Parents of one of world’s tiniest preemies get to take her home from hospital
Parents of one of the world’s smallest premature babies got to take her home Wednesday for the first time since she was delivered last fall. Amillia Sonja Taylor has known only an incubator for a bed at Baptist Children’s Hospital since she was delivered in October after less than 22 weeks in the womb.
"The baby is healthy and thriving and left Baptist Children’s Hospital today after four months in our neonatal intensive care unit,” hospital spokeswoman Liz Latta said.
Amillia, who was just 9 1/2 inches at birth and weighed less than 10 ounces, will still require oxygen at home and a developmental specialist will follow up with her and her parents to track her neurological development.

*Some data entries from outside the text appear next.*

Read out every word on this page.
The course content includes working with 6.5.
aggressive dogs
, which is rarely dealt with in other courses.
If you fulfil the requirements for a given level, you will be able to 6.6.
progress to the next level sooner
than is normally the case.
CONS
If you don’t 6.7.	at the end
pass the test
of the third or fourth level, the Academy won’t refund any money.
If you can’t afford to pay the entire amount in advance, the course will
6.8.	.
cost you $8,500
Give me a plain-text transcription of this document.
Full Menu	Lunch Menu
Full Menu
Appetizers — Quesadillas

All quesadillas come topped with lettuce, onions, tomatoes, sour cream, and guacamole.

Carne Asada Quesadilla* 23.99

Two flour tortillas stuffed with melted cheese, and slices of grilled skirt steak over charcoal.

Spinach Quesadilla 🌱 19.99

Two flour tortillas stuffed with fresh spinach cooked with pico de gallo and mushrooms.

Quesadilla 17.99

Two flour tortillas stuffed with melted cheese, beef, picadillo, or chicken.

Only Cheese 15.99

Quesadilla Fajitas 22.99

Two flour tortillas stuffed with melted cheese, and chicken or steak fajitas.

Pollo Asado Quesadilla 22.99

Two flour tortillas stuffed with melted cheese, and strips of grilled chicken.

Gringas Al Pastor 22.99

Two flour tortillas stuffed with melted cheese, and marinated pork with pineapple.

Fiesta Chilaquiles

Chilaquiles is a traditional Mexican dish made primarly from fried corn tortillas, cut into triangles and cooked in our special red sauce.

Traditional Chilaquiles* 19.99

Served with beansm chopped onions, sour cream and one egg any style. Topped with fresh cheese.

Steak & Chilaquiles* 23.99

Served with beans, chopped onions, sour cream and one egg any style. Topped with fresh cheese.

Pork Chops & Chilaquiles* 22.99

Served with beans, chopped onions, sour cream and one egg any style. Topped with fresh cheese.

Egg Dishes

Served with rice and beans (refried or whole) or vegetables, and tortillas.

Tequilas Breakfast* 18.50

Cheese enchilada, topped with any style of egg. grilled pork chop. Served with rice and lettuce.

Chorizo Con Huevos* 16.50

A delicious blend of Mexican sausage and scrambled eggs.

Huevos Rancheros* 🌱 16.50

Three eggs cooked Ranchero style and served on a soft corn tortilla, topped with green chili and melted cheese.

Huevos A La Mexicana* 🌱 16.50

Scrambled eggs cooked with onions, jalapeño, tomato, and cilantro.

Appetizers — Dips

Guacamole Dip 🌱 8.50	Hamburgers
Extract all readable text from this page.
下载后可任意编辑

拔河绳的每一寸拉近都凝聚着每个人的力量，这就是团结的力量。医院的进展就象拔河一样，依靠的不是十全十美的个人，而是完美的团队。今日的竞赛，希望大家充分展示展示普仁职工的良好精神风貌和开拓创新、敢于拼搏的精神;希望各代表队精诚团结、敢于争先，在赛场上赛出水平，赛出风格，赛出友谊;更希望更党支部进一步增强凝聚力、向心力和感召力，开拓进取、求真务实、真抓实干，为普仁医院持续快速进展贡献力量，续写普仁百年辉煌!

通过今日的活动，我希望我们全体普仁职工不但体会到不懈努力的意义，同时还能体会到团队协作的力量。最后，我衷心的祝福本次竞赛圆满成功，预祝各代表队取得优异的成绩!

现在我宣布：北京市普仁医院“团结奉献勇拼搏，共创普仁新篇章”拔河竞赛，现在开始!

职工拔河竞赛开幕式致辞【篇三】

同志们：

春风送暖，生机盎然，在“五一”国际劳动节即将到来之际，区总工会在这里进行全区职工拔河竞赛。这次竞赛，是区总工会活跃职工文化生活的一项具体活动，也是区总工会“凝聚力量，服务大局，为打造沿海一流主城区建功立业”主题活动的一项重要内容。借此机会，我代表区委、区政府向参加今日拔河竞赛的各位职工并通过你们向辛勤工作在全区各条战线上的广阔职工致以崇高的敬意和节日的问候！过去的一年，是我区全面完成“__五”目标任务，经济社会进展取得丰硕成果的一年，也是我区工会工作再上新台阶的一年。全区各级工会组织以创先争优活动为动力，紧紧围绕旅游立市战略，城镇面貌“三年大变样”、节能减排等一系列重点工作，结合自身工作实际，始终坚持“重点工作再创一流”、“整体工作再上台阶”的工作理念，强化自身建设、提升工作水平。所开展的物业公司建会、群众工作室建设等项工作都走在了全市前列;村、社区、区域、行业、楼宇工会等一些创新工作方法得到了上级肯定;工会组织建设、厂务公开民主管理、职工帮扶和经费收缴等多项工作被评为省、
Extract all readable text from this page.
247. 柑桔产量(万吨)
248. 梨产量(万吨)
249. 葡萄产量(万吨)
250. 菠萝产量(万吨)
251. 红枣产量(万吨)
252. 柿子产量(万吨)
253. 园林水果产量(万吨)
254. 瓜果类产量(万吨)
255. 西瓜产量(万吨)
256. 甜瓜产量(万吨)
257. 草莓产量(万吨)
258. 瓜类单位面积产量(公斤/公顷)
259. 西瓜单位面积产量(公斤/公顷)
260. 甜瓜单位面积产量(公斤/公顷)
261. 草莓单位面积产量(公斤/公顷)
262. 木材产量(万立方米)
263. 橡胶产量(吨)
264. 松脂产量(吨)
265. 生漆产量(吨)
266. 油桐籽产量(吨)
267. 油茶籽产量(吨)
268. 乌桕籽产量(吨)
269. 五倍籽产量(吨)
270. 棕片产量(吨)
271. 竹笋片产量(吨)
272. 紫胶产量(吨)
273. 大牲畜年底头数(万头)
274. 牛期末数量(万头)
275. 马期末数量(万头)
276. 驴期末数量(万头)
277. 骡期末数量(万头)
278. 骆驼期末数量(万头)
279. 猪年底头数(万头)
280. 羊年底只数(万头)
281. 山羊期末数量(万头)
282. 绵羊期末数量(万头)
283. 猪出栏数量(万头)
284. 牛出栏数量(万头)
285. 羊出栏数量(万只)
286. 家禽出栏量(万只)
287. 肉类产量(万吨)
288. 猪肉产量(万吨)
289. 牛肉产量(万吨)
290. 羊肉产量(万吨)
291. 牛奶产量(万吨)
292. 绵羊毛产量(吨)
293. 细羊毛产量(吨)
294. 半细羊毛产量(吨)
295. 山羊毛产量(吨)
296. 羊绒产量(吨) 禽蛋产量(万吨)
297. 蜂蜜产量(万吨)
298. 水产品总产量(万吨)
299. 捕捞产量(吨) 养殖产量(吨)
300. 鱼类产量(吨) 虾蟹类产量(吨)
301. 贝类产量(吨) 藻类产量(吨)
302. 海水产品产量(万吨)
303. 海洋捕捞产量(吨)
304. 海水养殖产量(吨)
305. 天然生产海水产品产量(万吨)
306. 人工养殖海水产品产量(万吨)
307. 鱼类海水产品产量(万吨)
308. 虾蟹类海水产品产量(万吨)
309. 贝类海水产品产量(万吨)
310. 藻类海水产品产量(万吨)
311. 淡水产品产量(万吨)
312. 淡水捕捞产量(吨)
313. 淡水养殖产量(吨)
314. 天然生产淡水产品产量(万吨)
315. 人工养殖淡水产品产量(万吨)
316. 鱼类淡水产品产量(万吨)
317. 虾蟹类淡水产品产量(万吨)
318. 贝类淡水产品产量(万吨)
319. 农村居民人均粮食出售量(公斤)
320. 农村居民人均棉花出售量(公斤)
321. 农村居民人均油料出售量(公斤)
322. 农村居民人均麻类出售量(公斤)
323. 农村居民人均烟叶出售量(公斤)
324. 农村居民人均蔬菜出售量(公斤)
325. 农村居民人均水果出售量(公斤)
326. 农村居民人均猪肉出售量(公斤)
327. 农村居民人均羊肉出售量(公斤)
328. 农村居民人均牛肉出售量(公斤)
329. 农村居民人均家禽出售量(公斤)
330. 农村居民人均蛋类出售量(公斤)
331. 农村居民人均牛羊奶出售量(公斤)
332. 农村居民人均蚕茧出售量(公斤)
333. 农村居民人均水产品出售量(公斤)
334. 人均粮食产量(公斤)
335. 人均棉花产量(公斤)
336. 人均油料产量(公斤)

The infant now weighs about 4 1/2 pounds and is just over 15 1/2 inches long.
Amillia’s parents, Eddie and Sonja Taylor of Homestead declined to speak with reporters Wednesday.
Doctors had hoped to release Amillia from the hospital Tuesday but kept her an extra day to monitor a low white blood cell count that could have indicated a vulnerability to infection.
Full-term births come after 37 to 40 weeks, and few babies born before 22 weeks survive.
Amillia suffered respiratory and digestive problems, as well as a mild brain hemorrhage, but doctors believe those problems will not have major long-term effects.
Amillia was conceived in vitro and was delivered by Caesarean section after an infection caused her mother to go into premature labor, doctors said.